By Mrinalika Roy and Arathy Somasekhar
(Reuters) -Magellan Midstream Partners’ unitholders on Thursday voted in favour of its sale to larger rival ONEOK Inc for $18.8 billion, creating one of the largest U.S. energy pipeline companies.
The sale had come under scrutiny with one of the top holders in Magellan, Energy Income Partners LLC, saying in June that it would vote against the deal, due to a burdensome tax structure.
Independent proxy advisory firms Glass Lewis & Co and ISS had recommended a vote in favor of the sale.
According to preliminary results, about 96% of the votes cast were in favor of the transaction.
Unitholders, however, voted against compensation to be paid to executive officers related to the deal.
Magellan, in its proxy, cautions that the merger is not conditioned on the compensation vote and that if the acquisition is approved, the executive compensation is payable.
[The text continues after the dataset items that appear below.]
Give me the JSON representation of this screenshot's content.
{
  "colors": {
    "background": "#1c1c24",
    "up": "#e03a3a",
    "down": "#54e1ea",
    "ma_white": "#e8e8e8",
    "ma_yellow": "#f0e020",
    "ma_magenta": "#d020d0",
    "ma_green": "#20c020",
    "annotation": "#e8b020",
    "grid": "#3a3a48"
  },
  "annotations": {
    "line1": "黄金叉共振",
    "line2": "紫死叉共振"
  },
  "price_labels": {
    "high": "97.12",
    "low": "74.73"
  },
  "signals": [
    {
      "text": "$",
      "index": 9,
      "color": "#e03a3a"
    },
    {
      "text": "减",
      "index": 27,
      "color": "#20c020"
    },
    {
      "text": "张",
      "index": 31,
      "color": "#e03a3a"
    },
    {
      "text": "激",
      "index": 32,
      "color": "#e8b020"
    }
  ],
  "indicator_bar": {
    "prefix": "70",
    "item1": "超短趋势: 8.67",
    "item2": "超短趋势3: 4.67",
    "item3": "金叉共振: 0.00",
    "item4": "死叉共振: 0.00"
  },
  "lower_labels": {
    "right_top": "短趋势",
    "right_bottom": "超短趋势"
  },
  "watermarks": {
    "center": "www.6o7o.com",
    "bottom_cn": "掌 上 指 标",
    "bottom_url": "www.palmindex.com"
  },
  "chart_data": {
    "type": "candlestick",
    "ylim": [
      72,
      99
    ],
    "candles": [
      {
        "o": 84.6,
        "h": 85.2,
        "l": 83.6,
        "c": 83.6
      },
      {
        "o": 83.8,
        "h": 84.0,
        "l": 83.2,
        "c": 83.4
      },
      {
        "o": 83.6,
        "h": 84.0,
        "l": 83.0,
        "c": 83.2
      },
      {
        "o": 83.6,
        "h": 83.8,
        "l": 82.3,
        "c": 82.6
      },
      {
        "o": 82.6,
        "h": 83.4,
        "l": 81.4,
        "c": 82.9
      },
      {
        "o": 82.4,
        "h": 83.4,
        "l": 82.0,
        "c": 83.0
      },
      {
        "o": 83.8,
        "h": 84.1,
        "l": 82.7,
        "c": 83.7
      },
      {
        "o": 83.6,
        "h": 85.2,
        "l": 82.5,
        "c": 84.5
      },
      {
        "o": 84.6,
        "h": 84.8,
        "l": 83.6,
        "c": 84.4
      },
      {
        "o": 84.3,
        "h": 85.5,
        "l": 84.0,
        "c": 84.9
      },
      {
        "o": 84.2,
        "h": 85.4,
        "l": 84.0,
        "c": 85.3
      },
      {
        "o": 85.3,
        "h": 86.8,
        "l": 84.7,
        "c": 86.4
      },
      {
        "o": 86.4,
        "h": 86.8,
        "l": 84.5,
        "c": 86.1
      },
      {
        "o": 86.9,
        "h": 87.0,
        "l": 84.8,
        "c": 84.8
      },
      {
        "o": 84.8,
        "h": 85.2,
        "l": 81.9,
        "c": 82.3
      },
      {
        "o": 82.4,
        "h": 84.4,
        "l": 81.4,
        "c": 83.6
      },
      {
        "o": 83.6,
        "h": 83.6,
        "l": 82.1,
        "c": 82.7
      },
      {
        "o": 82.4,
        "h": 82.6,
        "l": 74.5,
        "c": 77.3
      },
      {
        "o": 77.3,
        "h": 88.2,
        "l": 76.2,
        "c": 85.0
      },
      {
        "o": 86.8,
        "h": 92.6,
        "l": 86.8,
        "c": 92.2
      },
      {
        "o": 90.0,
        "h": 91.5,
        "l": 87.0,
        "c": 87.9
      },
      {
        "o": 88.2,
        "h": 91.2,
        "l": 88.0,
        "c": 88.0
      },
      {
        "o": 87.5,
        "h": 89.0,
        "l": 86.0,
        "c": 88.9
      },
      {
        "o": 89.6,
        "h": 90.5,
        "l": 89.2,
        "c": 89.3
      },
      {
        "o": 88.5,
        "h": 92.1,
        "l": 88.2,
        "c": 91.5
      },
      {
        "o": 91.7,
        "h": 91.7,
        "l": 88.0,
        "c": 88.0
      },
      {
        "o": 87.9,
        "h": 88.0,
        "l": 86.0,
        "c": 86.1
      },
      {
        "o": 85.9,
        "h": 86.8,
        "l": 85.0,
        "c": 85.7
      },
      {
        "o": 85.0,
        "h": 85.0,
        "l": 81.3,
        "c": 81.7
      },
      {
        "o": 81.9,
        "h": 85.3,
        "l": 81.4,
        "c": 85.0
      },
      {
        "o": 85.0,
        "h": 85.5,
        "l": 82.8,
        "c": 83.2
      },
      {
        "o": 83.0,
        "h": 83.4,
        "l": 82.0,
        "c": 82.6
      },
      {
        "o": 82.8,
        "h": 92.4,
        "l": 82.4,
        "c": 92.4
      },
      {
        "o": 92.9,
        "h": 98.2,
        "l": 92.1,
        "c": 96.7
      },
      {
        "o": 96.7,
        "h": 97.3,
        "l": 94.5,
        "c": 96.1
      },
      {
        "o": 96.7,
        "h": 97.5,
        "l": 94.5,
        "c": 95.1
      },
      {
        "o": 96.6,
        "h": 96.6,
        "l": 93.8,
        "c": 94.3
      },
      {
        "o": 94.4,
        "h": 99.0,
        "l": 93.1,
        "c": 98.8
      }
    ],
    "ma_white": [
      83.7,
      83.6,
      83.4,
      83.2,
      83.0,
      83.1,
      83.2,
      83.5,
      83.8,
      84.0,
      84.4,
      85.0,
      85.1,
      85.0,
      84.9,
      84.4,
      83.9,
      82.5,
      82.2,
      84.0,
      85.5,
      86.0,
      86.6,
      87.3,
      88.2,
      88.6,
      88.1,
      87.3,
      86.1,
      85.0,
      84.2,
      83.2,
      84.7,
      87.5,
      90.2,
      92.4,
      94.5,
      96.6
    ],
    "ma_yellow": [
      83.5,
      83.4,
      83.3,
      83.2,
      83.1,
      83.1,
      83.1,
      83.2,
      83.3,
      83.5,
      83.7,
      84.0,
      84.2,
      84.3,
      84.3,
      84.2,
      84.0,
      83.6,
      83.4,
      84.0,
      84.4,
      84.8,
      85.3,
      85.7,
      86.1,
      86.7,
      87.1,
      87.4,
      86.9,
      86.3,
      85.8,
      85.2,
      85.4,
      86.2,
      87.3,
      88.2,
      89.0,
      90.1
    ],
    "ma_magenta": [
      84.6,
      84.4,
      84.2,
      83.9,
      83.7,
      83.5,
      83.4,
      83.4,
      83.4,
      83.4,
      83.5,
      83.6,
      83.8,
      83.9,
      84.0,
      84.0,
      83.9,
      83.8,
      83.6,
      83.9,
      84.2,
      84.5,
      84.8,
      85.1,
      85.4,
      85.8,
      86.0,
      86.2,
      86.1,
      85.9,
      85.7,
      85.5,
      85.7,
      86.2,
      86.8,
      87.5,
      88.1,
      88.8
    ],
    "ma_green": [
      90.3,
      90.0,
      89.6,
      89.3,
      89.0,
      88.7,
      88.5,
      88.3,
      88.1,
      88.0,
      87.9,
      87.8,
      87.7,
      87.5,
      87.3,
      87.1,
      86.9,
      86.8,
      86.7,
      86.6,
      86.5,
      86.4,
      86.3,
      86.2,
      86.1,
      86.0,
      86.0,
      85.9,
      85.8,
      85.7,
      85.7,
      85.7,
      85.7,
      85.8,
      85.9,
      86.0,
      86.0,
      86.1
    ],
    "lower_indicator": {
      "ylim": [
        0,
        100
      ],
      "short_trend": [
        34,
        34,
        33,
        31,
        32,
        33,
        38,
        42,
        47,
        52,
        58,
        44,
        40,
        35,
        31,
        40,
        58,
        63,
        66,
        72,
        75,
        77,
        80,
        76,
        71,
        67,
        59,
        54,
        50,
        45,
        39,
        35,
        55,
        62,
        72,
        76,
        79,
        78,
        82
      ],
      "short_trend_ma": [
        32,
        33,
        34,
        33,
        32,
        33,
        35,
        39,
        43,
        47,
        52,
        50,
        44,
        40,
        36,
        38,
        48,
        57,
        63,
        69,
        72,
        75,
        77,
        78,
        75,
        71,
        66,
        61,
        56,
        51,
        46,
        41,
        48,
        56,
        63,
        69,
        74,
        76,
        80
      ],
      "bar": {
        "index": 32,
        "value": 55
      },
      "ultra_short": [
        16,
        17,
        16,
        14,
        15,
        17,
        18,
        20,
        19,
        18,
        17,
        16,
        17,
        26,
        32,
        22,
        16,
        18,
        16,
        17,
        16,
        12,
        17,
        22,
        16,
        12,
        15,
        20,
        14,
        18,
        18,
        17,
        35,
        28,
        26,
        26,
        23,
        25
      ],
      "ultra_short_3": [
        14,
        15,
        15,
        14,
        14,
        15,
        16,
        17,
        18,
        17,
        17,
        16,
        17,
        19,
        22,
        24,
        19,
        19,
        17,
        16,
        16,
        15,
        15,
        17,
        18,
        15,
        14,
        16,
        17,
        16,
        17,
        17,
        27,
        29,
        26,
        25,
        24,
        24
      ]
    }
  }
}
Chief Executive Aaron Milford would receive about $28 million in cash, stock and benefits after the merger while Chief Financial Officer Jeff Holman would get about $15 million, the proxy showed.
Michael Mears, Magellan’s previous chief executive officer, also would receive about $26.5 million in equity, while the company’s current chief commercial officer and general council will receive multi-million dollar packages.
Magellan, however, said it expects ONEOK to consider the outcome of the compensation vote, along with other factors, when considering future executive pay.